Baldwin on race, whiteness, and privilege

In the opening lines of “On Being ‘White’… and Other Lies” James Baldwin writes, “there is in fact, no white community” (177). This reading being my first exposure to the content of this class, I was particularly struck and intrigued by this assertion. I wondered what Baldwin meant by “community” and how he could assuredly make, what at first seemed to me, such an immense statement. As I continued to read this piece, however, the meaning of this initial comment began to make more sense. In combination with his later point that “no one was white before he/she came to America,” I interpreted Baldwin’s argument here to be a reference to the notion that race is a social construction. In this sense, these initial remarks affirmed my understanding of race that I had come to in other classes, primarily in the “Political Psychology of Racism” with Professor Davis.

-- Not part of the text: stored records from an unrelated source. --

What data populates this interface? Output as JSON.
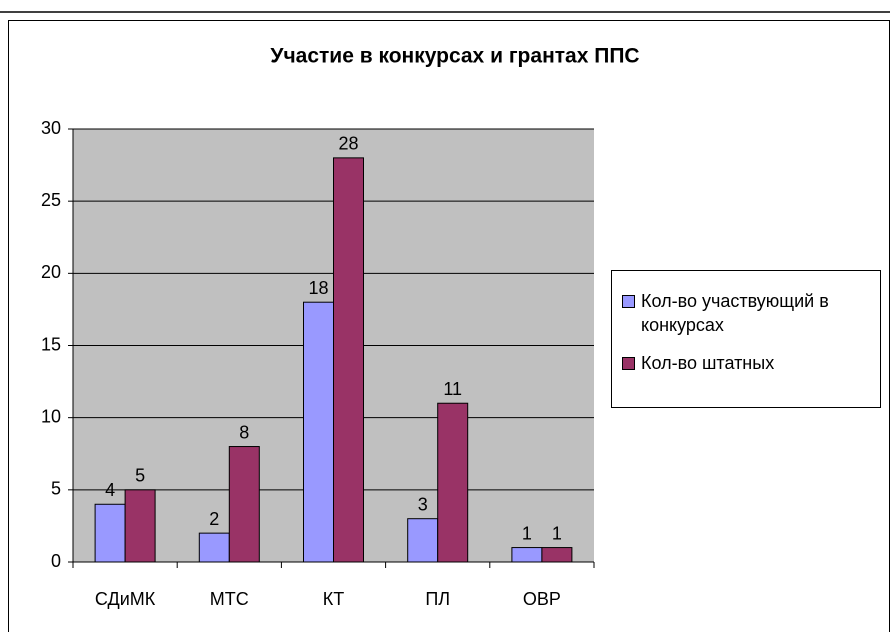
{
  "chart_data": {
    "type": "bar",
    "title": "Участие в конкурсах и грантах ППС",
    "categories": [
      "СДиМК",
      "МТС",
      "КТ",
      "ПЛ",
      "ОВР"
    ],
    "series": [
      {
        "name": "Кол-во участвующий в конкурсах",
        "color": "#9999ff",
        "values": [
          4,
          2,
          18,
          3,
          1
        ]
      },
      {
        "name": "Кол-во штатных",
        "color": "#993366",
        "values": [
          5,
          8,
          28,
          11,
          1
        ]
      }
    ],
    "ylim": [
      0,
      30
    ],
    "yticks": [
      0,
      5,
      10,
      15,
      20,
      25,
      30
    ],
    "grid": true,
    "legend": "right"
  }
}
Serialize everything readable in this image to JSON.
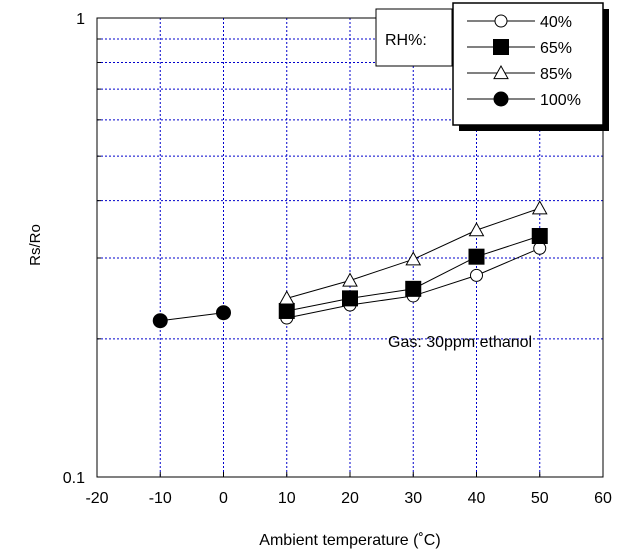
{
  "chart_data": {
    "type": "line",
    "title": "",
    "xlabel": "Ambient temperature (˚C)",
    "ylabel": "Rs/Ro",
    "xlim": [
      -20,
      60
    ],
    "ylim": [
      0.1,
      1
    ],
    "yscale": "log",
    "x_ticks": [
      -20,
      -10,
      0,
      10,
      20,
      30,
      40,
      50,
      60
    ],
    "x_tick_labels": [
      "-20",
      "-10",
      "0",
      "10",
      "20",
      "30",
      "40",
      "50",
      "60"
    ],
    "y_tick_labels": [
      "0.1",
      "1"
    ],
    "grid": true,
    "grid_color": "#0000cc",
    "legend_title": "RH%:",
    "legend_position": "top-right",
    "annotation": "Gas: 30ppm ethanol",
    "series": [
      {
        "name": "40%",
        "marker": "open-circle",
        "x": [
          10,
          20,
          30,
          40,
          50
        ],
        "y": [
          0.222,
          0.237,
          0.248,
          0.275,
          0.315
        ]
      },
      {
        "name": "65%",
        "marker": "filled-square",
        "x": [
          10,
          20,
          30,
          40,
          50
        ],
        "y": [
          0.23,
          0.245,
          0.257,
          0.302,
          0.335
        ]
      },
      {
        "name": "85%",
        "marker": "open-triangle",
        "x": [
          10,
          20,
          30,
          40,
          50
        ],
        "y": [
          0.245,
          0.268,
          0.298,
          0.345,
          0.385
        ]
      },
      {
        "name": "100%",
        "marker": "filled-circle",
        "x": [
          -10,
          0
        ],
        "y": [
          0.219,
          0.228
        ]
      }
    ]
  }
}
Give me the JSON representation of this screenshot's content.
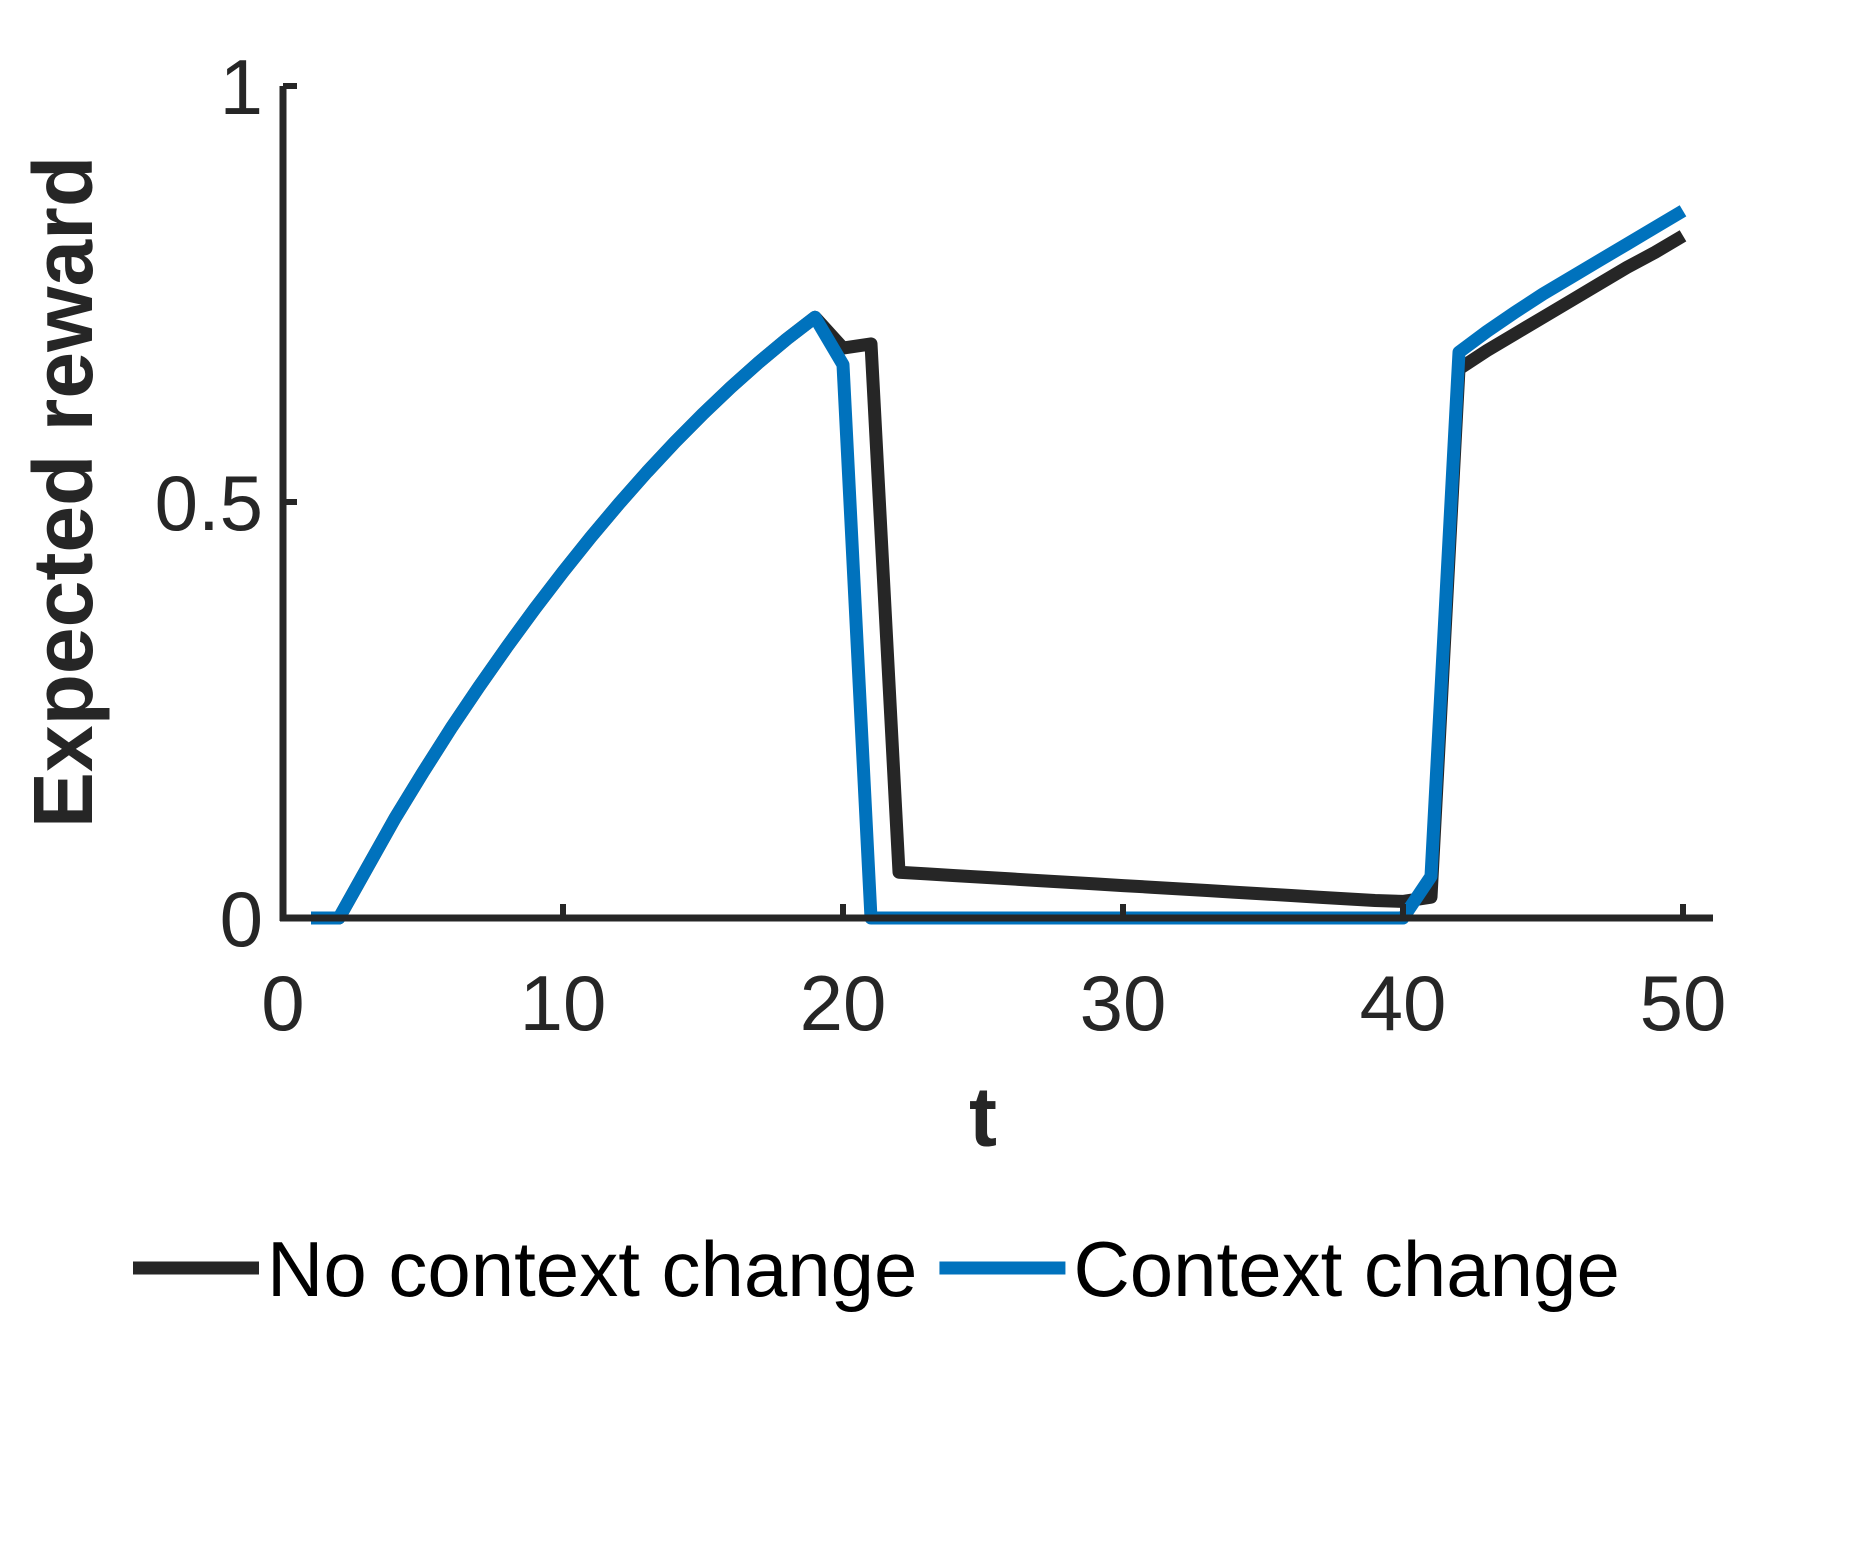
{
  "chart_data": {
    "type": "line",
    "xlabel": "t",
    "ylabel": "Expected reward",
    "xlim": [
      0,
      50
    ],
    "ylim": [
      0,
      1
    ],
    "xticks": [
      "0",
      "10",
      "20",
      "30",
      "40",
      "50"
    ],
    "yticks": [
      "0",
      "0.5",
      "1"
    ],
    "grid": false,
    "legend_position": "bottom",
    "series": [
      {
        "name": "No context change",
        "color": "#262626",
        "x": [
          1,
          2,
          3,
          4,
          5,
          6,
          7,
          8,
          9,
          10,
          11,
          12,
          13,
          14,
          15,
          16,
          17,
          18,
          19,
          20,
          21,
          22,
          23,
          24,
          25,
          26,
          27,
          28,
          29,
          30,
          31,
          32,
          33,
          34,
          35,
          36,
          37,
          38,
          39,
          40,
          41,
          42,
          43,
          44,
          45,
          46,
          47,
          48,
          49,
          50
        ],
        "values": [
          0,
          0,
          0.06,
          0.12,
          0.175,
          0.228,
          0.278,
          0.326,
          0.372,
          0.416,
          0.458,
          0.498,
          0.536,
          0.572,
          0.606,
          0.638,
          0.668,
          0.696,
          0.722,
          0.685,
          0.69,
          0.055,
          0.053,
          0.051,
          0.049,
          0.047,
          0.045,
          0.043,
          0.041,
          0.039,
          0.037,
          0.035,
          0.033,
          0.031,
          0.029,
          0.027,
          0.025,
          0.023,
          0.021,
          0.02,
          0.025,
          0.66,
          0.682,
          0.702,
          0.722,
          0.742,
          0.762,
          0.782,
          0.8,
          0.82
        ]
      },
      {
        "name": "Context change",
        "color": "#0072BD",
        "x": [
          1,
          2,
          3,
          4,
          5,
          6,
          7,
          8,
          9,
          10,
          11,
          12,
          13,
          14,
          15,
          16,
          17,
          18,
          19,
          20,
          21,
          22,
          23,
          24,
          25,
          26,
          27,
          28,
          29,
          30,
          31,
          32,
          33,
          34,
          35,
          36,
          37,
          38,
          39,
          40,
          41,
          42,
          43,
          44,
          45,
          46,
          47,
          48,
          49,
          50
        ],
        "values": [
          0,
          0,
          0.06,
          0.12,
          0.175,
          0.228,
          0.278,
          0.326,
          0.372,
          0.416,
          0.458,
          0.498,
          0.536,
          0.572,
          0.606,
          0.638,
          0.668,
          0.696,
          0.722,
          0.665,
          0,
          0,
          0,
          0,
          0,
          0,
          0,
          0,
          0,
          0,
          0,
          0,
          0,
          0,
          0,
          0,
          0,
          0,
          0,
          0,
          0.05,
          0.68,
          0.705,
          0.728,
          0.75,
          0.77,
          0.79,
          0.81,
          0.83,
          0.85
        ]
      }
    ]
  }
}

Yet, as I continued to read this piece and then “The Price of the Ticket,” Baldwin proceeded to challenge my interpretations of the opening statement of “On Being ‘White’… and Other Lies,” race, privilege, and whiteness. Rather than simply presenting the idea that race is socially constructed, I now contend that Baldwin goes beyond this in suggesting the purpose behind defining race, and with that, identifies a need among White people to preserve the understanding that race represents inherent differences between black and white “communities.” To this point, Baldwin explains, “America became white… because of the necessity of denying the Black presence, and justifying the Black subjugation” (178). He expands further that “it is the Black condition, and only that, which informs us concerning white people” (180). I believe that these points culminate movingly in “The Price of the Ticket” where Baldwin closes with “they require of me a song less to celebrate my captivity than to justify their own” (842). According to Baldwin, to become white is to rise while to become black is to sink, and, thus, race has no significance beyond the system of oppression in which it was created. This idea of an unearned elevation made possible merely be being white is a useful way for understanding not only race relations but more specifically white privilege. In fact, one of the first readings for my class with people incarcerated at Westville Correctional Facility as a part of the Inside-Out Prison Exchange Program devoted a quite a few pages to Baldwin in discussing what it means to have privilege. The “price of the ticket” requires complete assimilation in exchange for belonging, and it also affords enduring privilege to whoever “pays” and their subsequent generations– manifest, for example, in the increased likelihood of the arrest of someone like one of my classmates at Westville who grew up in an over-policed neighborhood.